Am seidenen Faden (Untermarkt)
Zu solch nächtlicher Stunde ist selbst der Marktplatz nur noch spärlich belebt. Vielleicht einige Betrunkene, die den Heimweg antreten, ein Liebespaar, das sich zum heimlichen Treffen verabredet hat und sicherlich einige Zwysel die unter Vesanas Mantel ihren Geschäften nachgehen.
Doch noch mehr Bewegung ist diese Nacht in den Straßen zu sehen. Eine dürre Gestalt tritt stolpernd aus einer Seitengasse heraus und eilt auf den Marktplatz zu. Sie kommt jedoch nicht weit, kaum hat sie ein paar Schritte getan, hastet ein weiterer, vermummter Schatten hinter ihr her und ergreift sie an der Schulter. Die dürre Gestalt versucht sich los zu reißen. "Laß mich!" schreit sie, doch die Hand der Vermummten bleibt unerbittlich. Wie toll beginnt sie sich gegen den Griff zu wehren, zerrt und reißt, schreit, tritt und schlägt um sich, doch der Schatten bleibt unerbittlich. Er versucht offensichtlich leise auf die kleinere Gestalt einzureden, doch der Wahnsinn scheint undurchdringlich. "Laß mich, ich bring ihn um, ich bring ihn um." schreit sie plötzlich mit schriller Stimme, dann bricht sie in den Armen der vermummten Gestalt zusammen. Kurz noch flüstert der Schatten leise auf sie ein, dann hebt er den dürren Körper ganz einfach hoch und trägt ihn fort. Es wirkt fast so, als gäbe es auf dem Schlachtfeld Tote zu beklagen.
Am seidenen Faden
Auf dem Marktplatz bleibt auch mitten in der Nacht selten etwas unbeobachtet. Und so beobachtet auch hier eine Jajana der Stadtwache die merkwürdige Szene, und natürlich spitzen die Männer die Ohren, als sie etwas von "Umbringen" hören. Also gehen sie zugleich zu dem Mann, der nun die Gestalt auf der Schulter trägt.
"Braucht Ihr irgendwelche Hilfe?" fragen die Männer.

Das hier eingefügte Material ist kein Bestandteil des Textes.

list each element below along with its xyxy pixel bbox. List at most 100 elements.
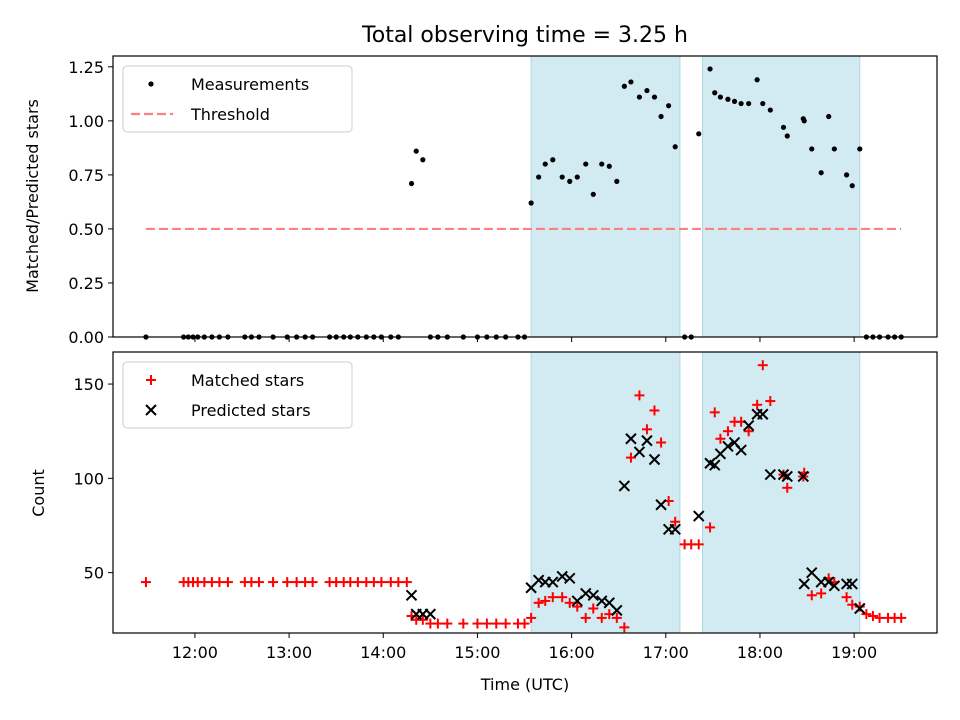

Und: "Wer wird hier umgebracht?"
Am seidenen Faden
Die verhüllte Gestalt ist keineswegs ein Mann - und sie trägt die Person auch auf den Armen, und nicht über der Schulter. "Niemand.", entgegnet sie gereizt, und setzt ihren Weg unbeeindruckt fort, die erschöpfte Person in den Armen. Schliesslich war hier nichts geschehen, was irgendwelche Ordnungshüter objektiv etwas anginge.